Louis Michel vertelde het laatst nog in Knack: dat hij graag een potje gereed geld wil. Hij hoopt dat te vinden in de portefeuille van Ontwikkelingssamenwerking. Maar Eddy Boutmans, de daarvoor bevoegde staatssecretaris, had nooit een goed oog in wat Michel van zins is met dat geld. De minister wilde ermee vrijelijk dit en dat kunnen financieren om de daad bij het woord te voegen. Zo wilde hij in Congo niet alleen gaan palaveren, maar ook centen op tafel leggen om er een politiemacht op de been te helpen. Het gaat erom, aldus toenmalig secretaris-generaal van het ministerie van Buitenlandse Zaken Jan De Bock vorig jaar op een congres, to put our money where our mouth is.

Michel moet het nu stellen met een portemonneetje met wat kleingeld voor ‘preventieve diplomatie’. Mensenrechtenorganisaties of vakbonden krijgen daar al eens een habbekrats uit.

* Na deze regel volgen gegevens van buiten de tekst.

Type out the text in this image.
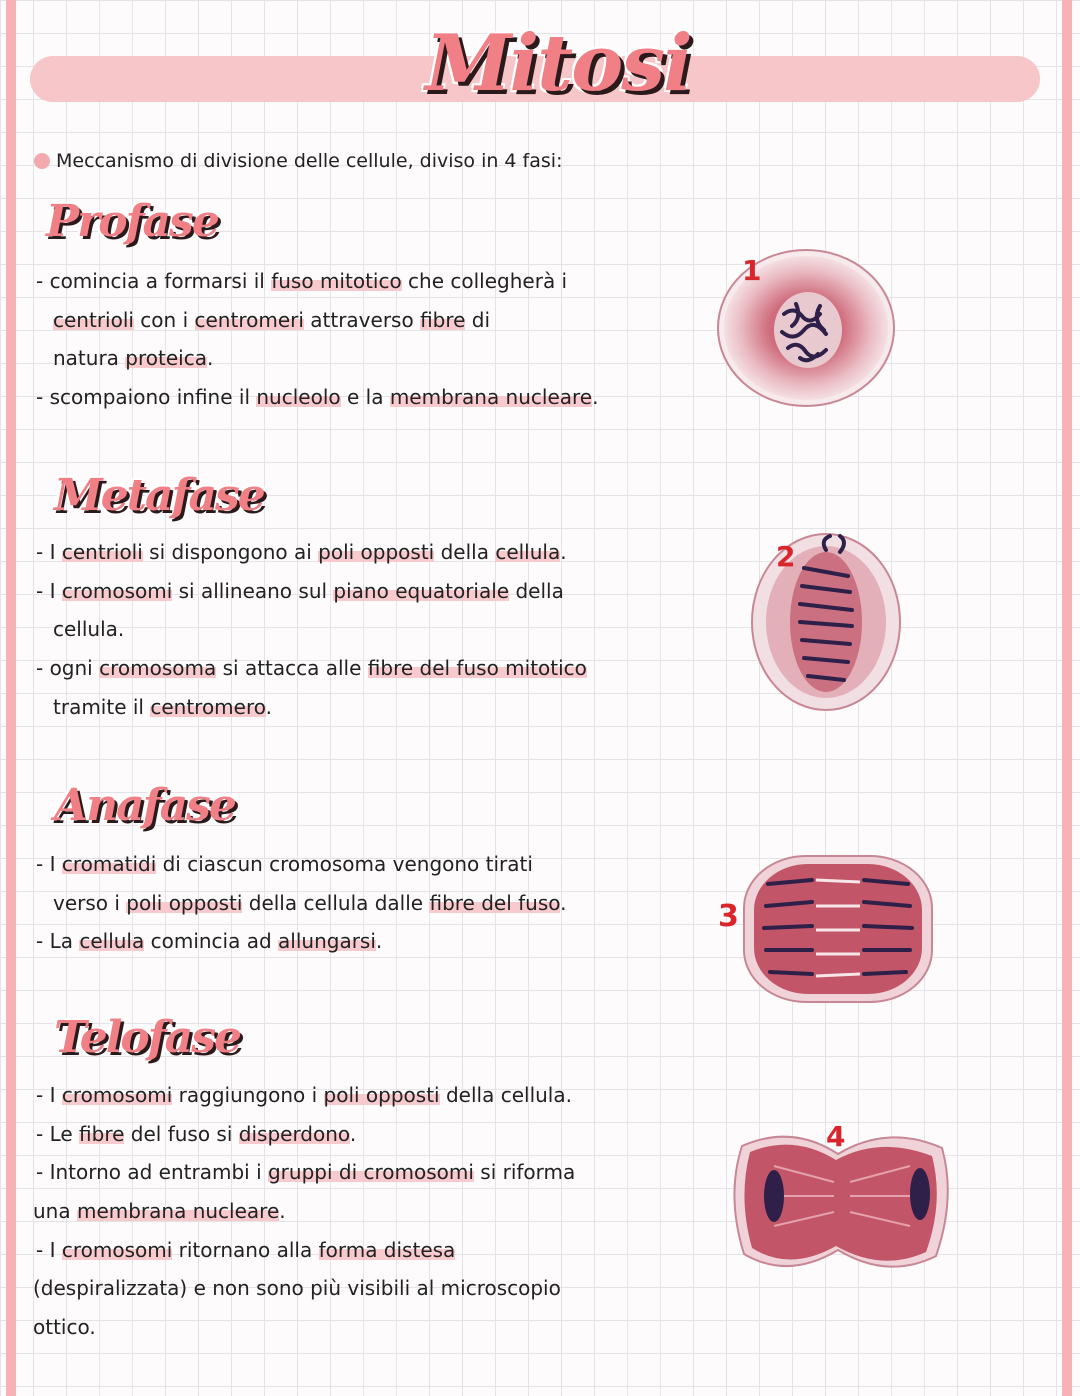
Mitosi
Meccanismo di divisione delle cellule, diviso in 4 fasi:
Profase
- comincia a formarsi il fuso mitotico che collegherà i
centrioli con i centromeri attraverso fibre di
natura proteica.
- scompaiono infine il nucleolo e la membrana nucleare.
1
Metafase
- I centrioli si dispongono ai poli opposti della cellula.
- I cromosomi si allineano sul piano equatoriale della
cellula.
- ogni cromosoma si attacca alle fibre del fuso mitotico
tramite il centromero.
2
Anafase
- I cromatidi di ciascun cromosoma vengono tirati
verso i poli opposti della cellula dalle fibre del fuso.
- La cellula comincia ad allungarsi.
3
Telofase
- I cromosomi raggiungono i poli opposti della cellula.
- Le fibre del fuso si disperdono.
- Intorno ad entrambi i gruppi di cromosomi si riforma
una membrana nucleare.
- I cromosomi ritornano alla forma distesa
(despiralizzata) e non sono più visibili al microscopio
ottico.
4
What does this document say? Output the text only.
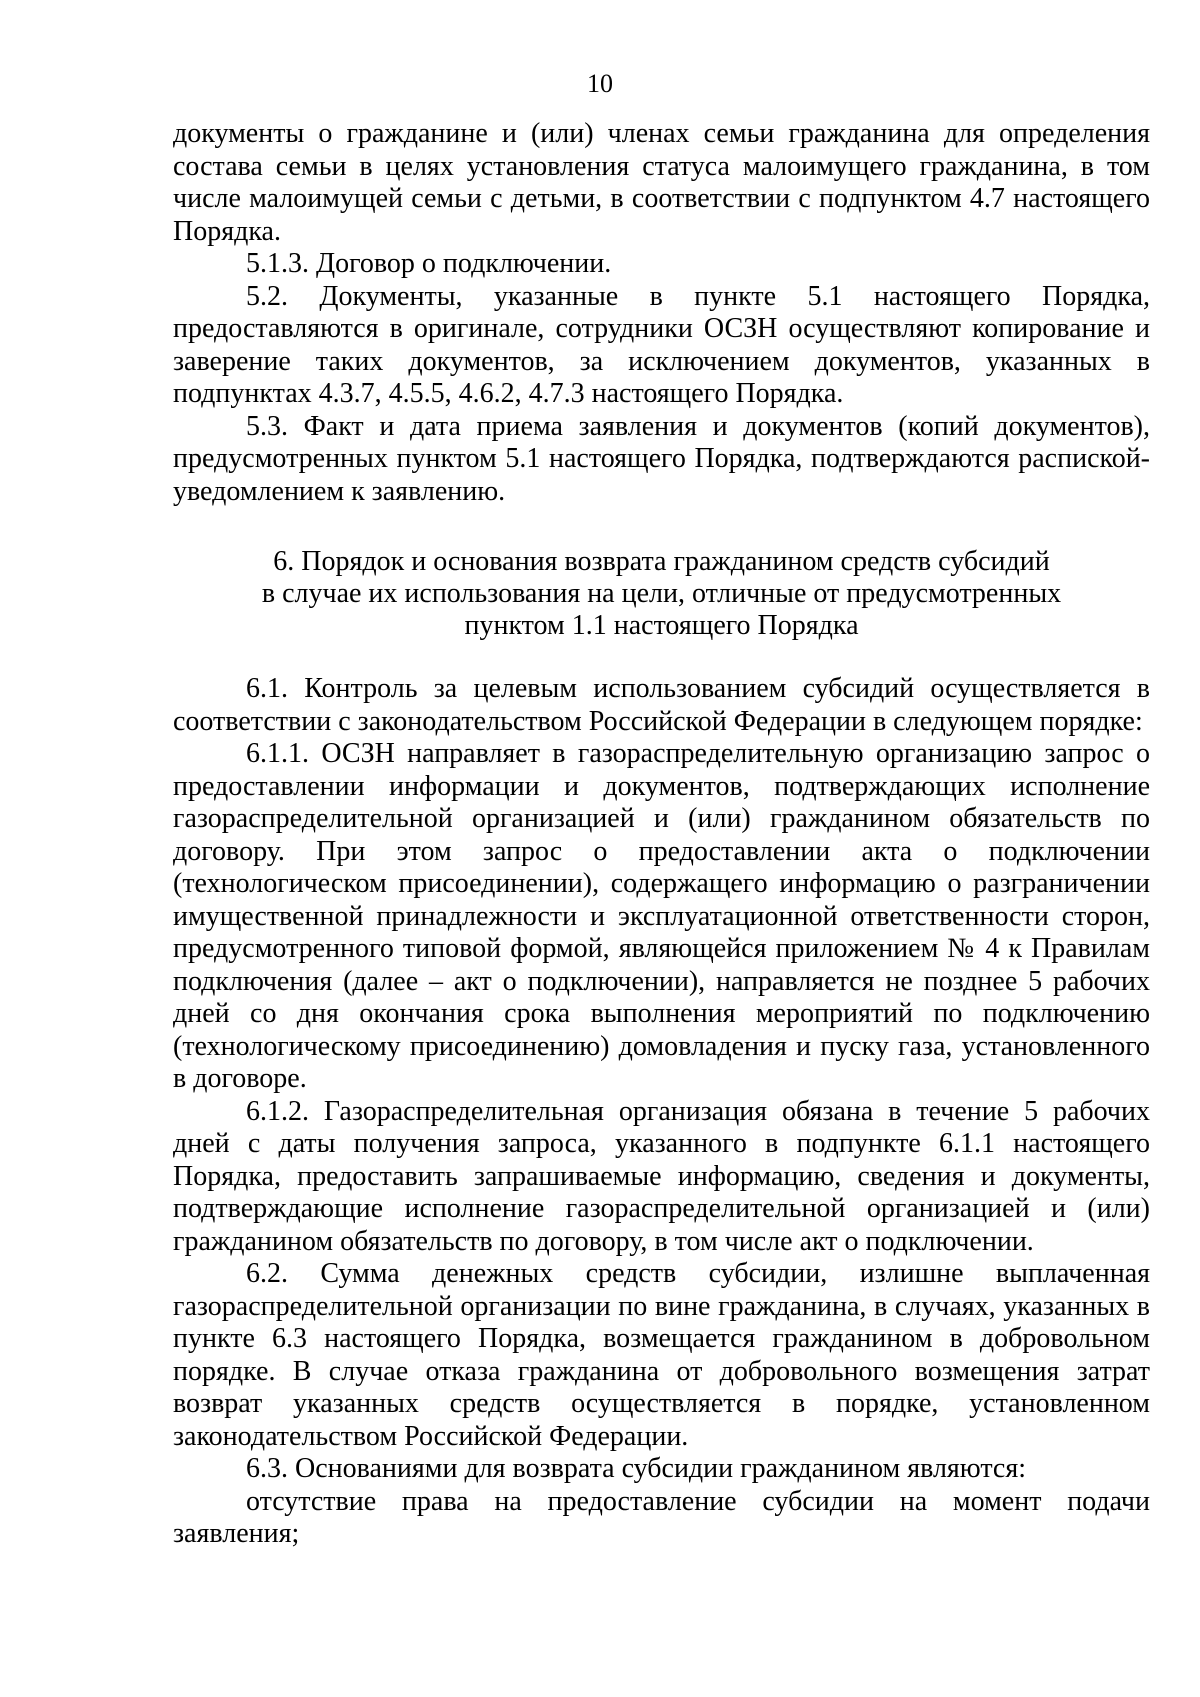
10

документы о гражданине и (или) членах семьи гражданина для определения состава семьи в целях установления статуса малоимущего гражданина, в том числе малоимущей семьи с детьми, в соответствии с подпунктом 4.7 настоящего Порядка.

5.1.3. Договор о подключении.

5.2. Документы, указанные в пункте 5.1 настоящего Порядка, предоставляются в оригинале, сотрудники ОСЗН осуществляют копирование и заверение таких документов, за исключением документов, указанных в подпунктах 4.3.7, 4.5.5, 4.6.2, 4.7.3 настоящего Порядка.

5.3. Факт и дата приема заявления и документов (копий документов), предусмотренных пунктом 5.1 настоящего Порядка, подтверждаются распиской-уведомлением к заявлению.

6. Порядок и основания возврата гражданином средств субсидий

в случае их использования на цели, отличные от предусмотренных

пунктом 1.1 настоящего Порядка

6.1. Контроль за целевым использованием субсидий осуществляется в соответствии с законодательством Российской Федерации в следующем порядке:

6.1.1. ОСЗН направляет в газораспределительную организацию запрос о предоставлении информации и документов, подтверждающих исполнение газораспределительной организацией и (или) гражданином обязательств по договору. При этом запрос о предоставлении акта о подключении (технологическом присоединении), содержащего информацию о разграничении имущественной принадлежности и эксплуатационной ответственности сторон, предусмотренного типовой формой, являющейся приложением № 4 к Правилам подключения (далее – акт о подключении), направляется не позднее 5 рабочих дней со дня окончания срока выполнения мероприятий по подключению (технологическому присоединению) домовладения и пуску газа, установленного в договоре.

6.1.2. Газораспределительная организация обязана в течение 5 рабочих дней с даты получения запроса, указанного в подпункте 6.1.1 настоящего Порядка, предоставить запрашиваемые информацию, сведения и документы, подтверждающие исполнение газораспределительной организацией и (или) гражданином обязательств по договору, в том числе акт о подключении.

6.2. Сумма денежных средств субсидии, излишне выплаченная газораспределительной организации по вине гражданина, в случаях, указанных в пункте 6.3 настоящего Порядка, возмещается гражданином в добровольном порядке. В случае отказа гражданина от добровольного возмещения затрат возврат указанных средств осуществляется в порядке, установленном законодательством Российской Федерации.

6.3. Основаниями для возврата субсидии гражданином являются:

отсутствие права на предоставление субсидии на момент подачи заявления;
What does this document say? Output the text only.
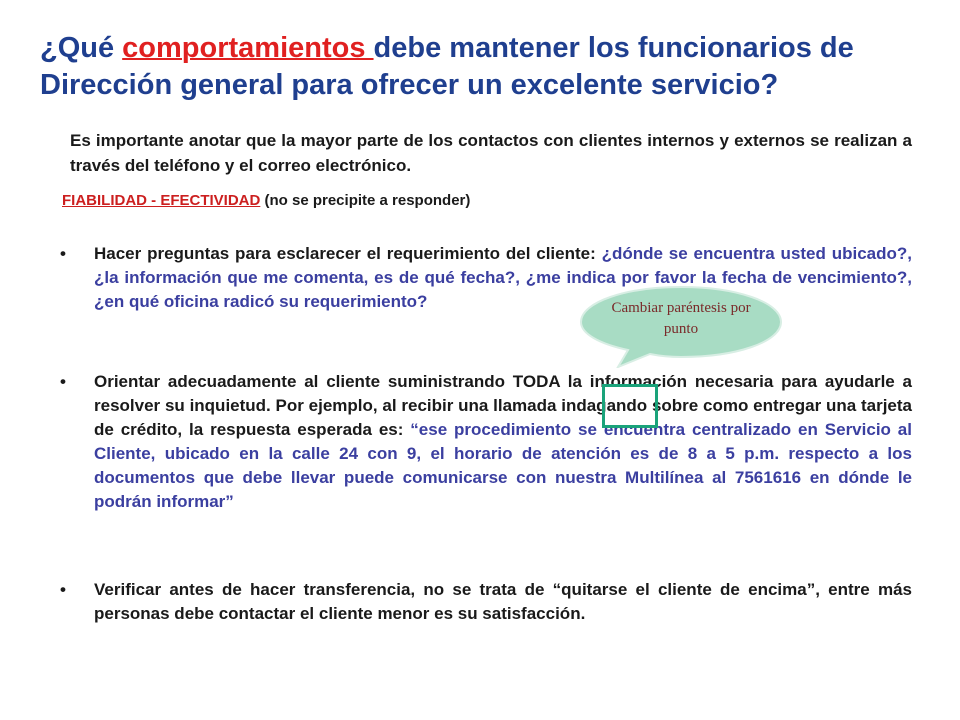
¿Qué comportamientos debe mantener los funcionarios de Dirección general para ofrecer un excelente servicio?
Es importante anotar que la mayor parte de los contactos con clientes internos y externos se realizan a través del teléfono y el correo electrónico.
FIABILIDAD - EFECTIVIDAD (no se precipite a responder)
• Hacer preguntas para esclarecer el requerimiento del cliente: ¿dónde se encuentra usted ubicado?, ¿la información que me comenta, es de qué fecha?, ¿me indica por favor la fecha de vencimiento?, ¿en qué oficina radicó su requerimiento?
• Orientar adecuadamente al cliente suministrando TODA la información necesaria para ayudarle a resolver su inquietud. Por ejemplo, al recibir una llamada indagando sobre como entregar una tarjeta de crédito, la respuesta esperada es: “ese procedimiento se encuentra centralizado en Servicio al Cliente, ubicado en la calle 24 con 9, el horario de atención es de 8 a 5 p.m. respecto a los documentos que debe llevar puede comunicarse con nuestra Multilínea al 7561616 en dónde le podrán informar”
• Verificar antes de hacer transferencia, no se trata de “quitarse el cliente de encima”, entre más personas debe contactar el cliente menor es su satisfacción.
Cambiar paréntesis por punto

En tot de preventieve diplomatie moet ook, zo onthulde De Standaard zaterdag, het uitsturen van een koor liberaaltjes-in-spe worden gerekend, die straks in Congo hun versie van Le petit prince gaan zingen. Dat oogt wel erg cliëntelistisch, het gerieven van de electorale achterban. Het incident zal Michel niet helpen wanneer hij dezer dagen op het formatieberaad om meer geld vraagt.

Er is op dat overleg al wat te doen geweest over het buitenlandbeleid. Eén reden daarvoor is dat de experts achter de schermen nog niet rond waren met hun begrotingscijfers. Aan de luwte in de gesprekken die dat opleverde, hebben de travestieten in de overgang hun aangepaste identiteitskaart te danken – niets spectaculairs, maar interessant voor de doelgroep en dus niets om mee te lachen. Maar als de buitenlandse politiek er een latent onderwerp blijft, komt dat niet alleen omdat de onderhandelaars eerst nog niet aan iets gewichtigers konden beginnen. De genocidewet inperken om de Amerikanen te gerieven, is tenslotte een zaak waarmee vitale belangen op het spel stonden. Dat België nu toch weer, zij het onder strenge voorwaarden, niet alleen een paar koorknapen, maar ook blauwhelmen wil uitsturen naar ex-kolonies – nog zo’n verzuchting van Michel: to put our soldiers where our mouth is – is een even risicovolle beslissing, zoals in 1994 in Rwanda bleek.

Risico’s nemen, doet Louis Michel nu al vier jaar op Buitenlandse Zaken, met forse uitspraken, gewaagde initiatieven en omstreden standpunten. Zat daar wel al eens iets onnozels tussen, het maakte zijn ministerschap, anders dan wat op dat departement gebruikelijk is, nogal avontuurlijk – en zo wou hij het ook. Dat leverde hem een hoge zichtbaarheid op, zoals het hem van de weeromstuit even kwetsbaar maakt wanneer het misloopt. Maar het was niet alleen zijn beleid, maar dat van de hele regering. Het tekent de ambities en de limieten van het paarse project. Over de genocidewet zei premier Verhofstadt drie jaar geleden bijvoorbeeld dat hij ‘belangrijker is dan de diplomatieke blutsen en builen die we erdoor oplopen en nog zullen oplopen’.

Zou het?

Als nu in de marge van de regeringsvorming zovelen vinden dat Louis Michel straks maar beter niet opnieuw minister van Buitenlandse Zaken wordt, maken ze dan ook een slechts anekdotische en geen fundamentele kritiek. Maar Michels vrienden vergissen zich evenzeer wanneer ze beweren dat ’s ministers appelflauwte van vorige zondag het gevolg is van de verwijten die hij tegenwoordig over zich heen krijgt. Ochhere. Wie niet tegen de hitte kan, blijft maar beter uit de keuken weg. En zo kennen wij ’terreindiplomaat’ Louis Michel niet.